Les maurrassiens ont coutume de citer cet aphorisme emprunté au vieux maître : « Tout désespoir en politique est une sottise absolue. » Cette maxime, maintes fois ânonnée et assenée, se trouve tout aussi souvent rabattue sur la seule vertu de son évidence axiomatique. L’optimisme rayonnant qu’une telle sentence semble dégager s’apparente, assez souvent, à une niaise incantation destinée à conjurer ou à exorciser les improbables imprécations de fantasmagoriques mauvais démons jetant la foudre, le feu et les plaies d’Égypte sur la terra politica.
Qu’il nous soit permis, toutefois, d’aller à l’encontre de cette fausse évidence, tant, précisément, elle nous est toujours apparue intuitivement comme l’exemple même du raisonnement faux, sinon mensonger, car heurtant l’entendement.
S’il convient de ne pas imputer au Martégal l’entière responsabilité d’un usage incompris de son célèbre aphorisme, encore est-ce à la suprême condition d’en peser les termes avec exactitude. Ainsi, désespérer de la politique comme noble souci (aurait dit Pierre Boutang) du bien commun est un non-sens – une véritable sottise –, quand douter de la capacité des hommes politiques à conserver ce même bien commun relève d’une saine attitude, certes pessimiste, mais profondément ancrée dans la réalité.

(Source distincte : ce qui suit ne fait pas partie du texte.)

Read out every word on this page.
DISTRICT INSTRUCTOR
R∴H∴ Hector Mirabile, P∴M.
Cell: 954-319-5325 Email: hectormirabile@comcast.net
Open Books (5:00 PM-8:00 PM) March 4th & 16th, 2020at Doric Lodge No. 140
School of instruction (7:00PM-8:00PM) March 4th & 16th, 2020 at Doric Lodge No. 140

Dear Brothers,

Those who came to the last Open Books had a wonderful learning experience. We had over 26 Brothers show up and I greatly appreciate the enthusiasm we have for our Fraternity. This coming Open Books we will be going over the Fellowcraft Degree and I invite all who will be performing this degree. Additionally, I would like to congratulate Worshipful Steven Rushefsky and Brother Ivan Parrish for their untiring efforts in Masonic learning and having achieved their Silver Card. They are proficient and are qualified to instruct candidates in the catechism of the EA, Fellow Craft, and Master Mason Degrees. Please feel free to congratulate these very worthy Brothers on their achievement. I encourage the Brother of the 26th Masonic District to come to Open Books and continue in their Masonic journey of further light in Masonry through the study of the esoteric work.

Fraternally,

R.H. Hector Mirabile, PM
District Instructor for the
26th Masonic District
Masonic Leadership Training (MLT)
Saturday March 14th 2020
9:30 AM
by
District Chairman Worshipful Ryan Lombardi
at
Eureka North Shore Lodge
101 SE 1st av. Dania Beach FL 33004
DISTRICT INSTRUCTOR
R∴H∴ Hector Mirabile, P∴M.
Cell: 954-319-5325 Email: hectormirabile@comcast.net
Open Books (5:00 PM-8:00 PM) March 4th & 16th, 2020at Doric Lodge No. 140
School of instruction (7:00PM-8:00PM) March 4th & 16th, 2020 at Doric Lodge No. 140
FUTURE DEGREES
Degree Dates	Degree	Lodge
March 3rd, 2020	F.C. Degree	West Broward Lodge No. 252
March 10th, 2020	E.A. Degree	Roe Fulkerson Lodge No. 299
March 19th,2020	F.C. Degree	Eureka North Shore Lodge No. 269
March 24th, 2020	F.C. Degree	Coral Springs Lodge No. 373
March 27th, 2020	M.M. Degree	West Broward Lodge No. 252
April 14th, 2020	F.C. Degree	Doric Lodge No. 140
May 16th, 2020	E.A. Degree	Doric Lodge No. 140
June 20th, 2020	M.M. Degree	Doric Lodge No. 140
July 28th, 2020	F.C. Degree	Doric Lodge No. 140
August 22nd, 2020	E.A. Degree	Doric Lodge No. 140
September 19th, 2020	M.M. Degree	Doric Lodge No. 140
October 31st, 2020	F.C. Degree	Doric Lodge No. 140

Le cataclysme nucléaire de la « re(dé)composition » macronienne du paysage politique qui a vu dernièrement – après l’explosion en plein vol du Parti socialiste lors de la présidentielle de 2017 – la conflagration du parti Les Républicains a suscité – et continue de générer – une pléthore de commentaires d’où affleure – surtout sur la rive droite de l’échiquier – le fol espoir d’un Grand Soir extatique, enfin à portée de fusil, de « l’union des droites », ce mantra qui fait sortir du bois tous les loups politiques, de Marion maréchal aux caciques du Rassemblement national.

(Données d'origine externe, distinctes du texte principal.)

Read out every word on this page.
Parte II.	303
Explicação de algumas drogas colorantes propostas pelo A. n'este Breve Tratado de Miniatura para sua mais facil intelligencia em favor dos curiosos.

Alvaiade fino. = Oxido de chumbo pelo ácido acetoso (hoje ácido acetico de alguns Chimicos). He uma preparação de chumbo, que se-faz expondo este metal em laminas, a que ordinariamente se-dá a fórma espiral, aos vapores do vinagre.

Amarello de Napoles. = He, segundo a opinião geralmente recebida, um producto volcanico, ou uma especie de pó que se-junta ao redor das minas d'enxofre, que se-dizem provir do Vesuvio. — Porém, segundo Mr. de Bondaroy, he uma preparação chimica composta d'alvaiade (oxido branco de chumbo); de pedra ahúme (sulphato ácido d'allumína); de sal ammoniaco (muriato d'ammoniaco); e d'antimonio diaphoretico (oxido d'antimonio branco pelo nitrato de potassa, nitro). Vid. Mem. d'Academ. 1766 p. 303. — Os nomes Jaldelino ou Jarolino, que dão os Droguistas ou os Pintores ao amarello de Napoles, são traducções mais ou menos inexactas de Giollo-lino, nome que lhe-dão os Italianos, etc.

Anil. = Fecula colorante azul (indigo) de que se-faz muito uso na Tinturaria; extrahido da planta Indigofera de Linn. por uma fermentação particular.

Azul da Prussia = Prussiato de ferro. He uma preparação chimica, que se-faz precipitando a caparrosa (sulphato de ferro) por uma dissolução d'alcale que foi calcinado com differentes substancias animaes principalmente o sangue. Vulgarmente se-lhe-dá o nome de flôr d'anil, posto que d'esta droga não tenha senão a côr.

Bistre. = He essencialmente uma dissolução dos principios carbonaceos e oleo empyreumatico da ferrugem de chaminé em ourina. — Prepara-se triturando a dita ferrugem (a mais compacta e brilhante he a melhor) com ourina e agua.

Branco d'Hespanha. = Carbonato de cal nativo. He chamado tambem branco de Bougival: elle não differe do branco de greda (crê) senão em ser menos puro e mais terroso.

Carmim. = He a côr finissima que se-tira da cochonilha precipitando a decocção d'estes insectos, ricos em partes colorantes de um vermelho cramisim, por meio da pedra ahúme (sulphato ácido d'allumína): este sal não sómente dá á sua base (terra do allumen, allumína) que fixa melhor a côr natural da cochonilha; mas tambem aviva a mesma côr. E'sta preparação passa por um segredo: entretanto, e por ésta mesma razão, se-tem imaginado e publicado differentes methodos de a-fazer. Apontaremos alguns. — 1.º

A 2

Dans une récente chronique publiée sur ce site, Xavier Jésu, membre du Conseil national des Républicains, considérait qu’il fallait « dominer intellectuellement » la Macronie totale et en appelait à « la droite la plus intelligente du monde » (2 juin).

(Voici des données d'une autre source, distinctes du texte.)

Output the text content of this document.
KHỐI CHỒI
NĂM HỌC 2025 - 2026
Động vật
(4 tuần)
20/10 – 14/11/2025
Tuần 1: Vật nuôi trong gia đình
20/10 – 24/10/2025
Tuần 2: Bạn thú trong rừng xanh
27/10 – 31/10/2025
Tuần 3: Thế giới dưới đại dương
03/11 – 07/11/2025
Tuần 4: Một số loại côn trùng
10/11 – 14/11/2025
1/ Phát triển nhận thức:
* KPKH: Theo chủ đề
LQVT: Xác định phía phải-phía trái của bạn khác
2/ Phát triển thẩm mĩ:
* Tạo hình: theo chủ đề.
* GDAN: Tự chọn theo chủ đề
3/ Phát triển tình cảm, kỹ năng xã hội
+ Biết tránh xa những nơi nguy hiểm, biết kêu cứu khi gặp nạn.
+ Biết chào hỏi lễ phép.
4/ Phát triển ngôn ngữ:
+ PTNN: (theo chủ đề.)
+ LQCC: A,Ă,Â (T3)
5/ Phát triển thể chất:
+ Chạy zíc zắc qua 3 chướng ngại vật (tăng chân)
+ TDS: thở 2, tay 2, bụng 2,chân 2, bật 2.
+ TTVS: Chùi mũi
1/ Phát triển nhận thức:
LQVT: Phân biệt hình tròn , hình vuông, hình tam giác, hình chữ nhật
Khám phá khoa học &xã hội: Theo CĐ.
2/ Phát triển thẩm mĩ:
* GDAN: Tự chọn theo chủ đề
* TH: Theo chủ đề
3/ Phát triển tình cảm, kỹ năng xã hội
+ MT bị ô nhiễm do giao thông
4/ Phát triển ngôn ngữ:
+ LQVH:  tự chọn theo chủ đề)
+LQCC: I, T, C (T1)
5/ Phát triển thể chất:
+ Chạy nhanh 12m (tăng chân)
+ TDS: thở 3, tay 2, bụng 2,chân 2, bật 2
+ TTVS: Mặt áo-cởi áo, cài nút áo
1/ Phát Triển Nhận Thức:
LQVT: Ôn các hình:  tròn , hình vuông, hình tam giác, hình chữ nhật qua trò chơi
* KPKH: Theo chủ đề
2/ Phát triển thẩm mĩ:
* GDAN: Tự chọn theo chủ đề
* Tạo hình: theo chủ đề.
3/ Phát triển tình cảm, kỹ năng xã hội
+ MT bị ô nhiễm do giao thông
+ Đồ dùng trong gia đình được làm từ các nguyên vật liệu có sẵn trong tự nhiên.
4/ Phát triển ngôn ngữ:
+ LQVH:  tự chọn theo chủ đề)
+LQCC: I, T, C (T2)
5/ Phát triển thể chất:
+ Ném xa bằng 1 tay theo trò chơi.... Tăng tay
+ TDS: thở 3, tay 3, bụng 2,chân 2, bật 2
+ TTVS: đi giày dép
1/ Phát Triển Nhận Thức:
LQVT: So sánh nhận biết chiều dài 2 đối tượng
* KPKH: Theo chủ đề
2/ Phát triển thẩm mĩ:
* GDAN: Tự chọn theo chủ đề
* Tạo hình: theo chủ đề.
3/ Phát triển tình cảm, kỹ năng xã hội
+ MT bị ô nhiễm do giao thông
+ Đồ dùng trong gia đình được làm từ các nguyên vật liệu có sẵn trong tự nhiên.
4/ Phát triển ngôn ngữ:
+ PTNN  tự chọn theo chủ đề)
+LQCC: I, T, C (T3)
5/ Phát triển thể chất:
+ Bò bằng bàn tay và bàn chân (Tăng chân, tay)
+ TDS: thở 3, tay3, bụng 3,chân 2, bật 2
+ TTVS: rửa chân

Si, en effet, l’intelligence, soutenue par un authentique regard historico-anthropologique, a toujours fait intellectuellement défaut à une droite qui a sabordé son ontologie conservatrice en se déportant progressivement vers le gauchisme progressiste, sociétal, inclusif et cosmopolite, il lui manque une autre vertu, non moins essentielle en politique, dont la carence fait depuis quarante ans sa honte structurelle : le courage.
La veulerie de la droite française est le corollaire métonymique de son consternant crétinisme. Droite et gauche ont trahi uniment peuple et nation pour se rallier au « Divin Marché » dont le parasitisme prébendier et le clientélisme électoral sont, sans nul doute, les plus insupportables déclinaisons individuelles. Le fumier sur lequel éclot le dégoût populaire de la politique arrosé au glyphosate de l’abstentionnisme.
Or, ceux qui prêchent pour l’union des droites s’en tiennent aux seuls types familiers mais étriqués des partis et micro-partis se réclamant de la droite prétendument pure, tout en jetant un voile d’ignorance sur la figure matricielle (au sens d’Ernst Jünger) de ce que doit être la droite (donc la France), indépendamment de tout égotisme et foin du narcissisme nombriliste qui caractérise à peu près tous les leaders « droitards ».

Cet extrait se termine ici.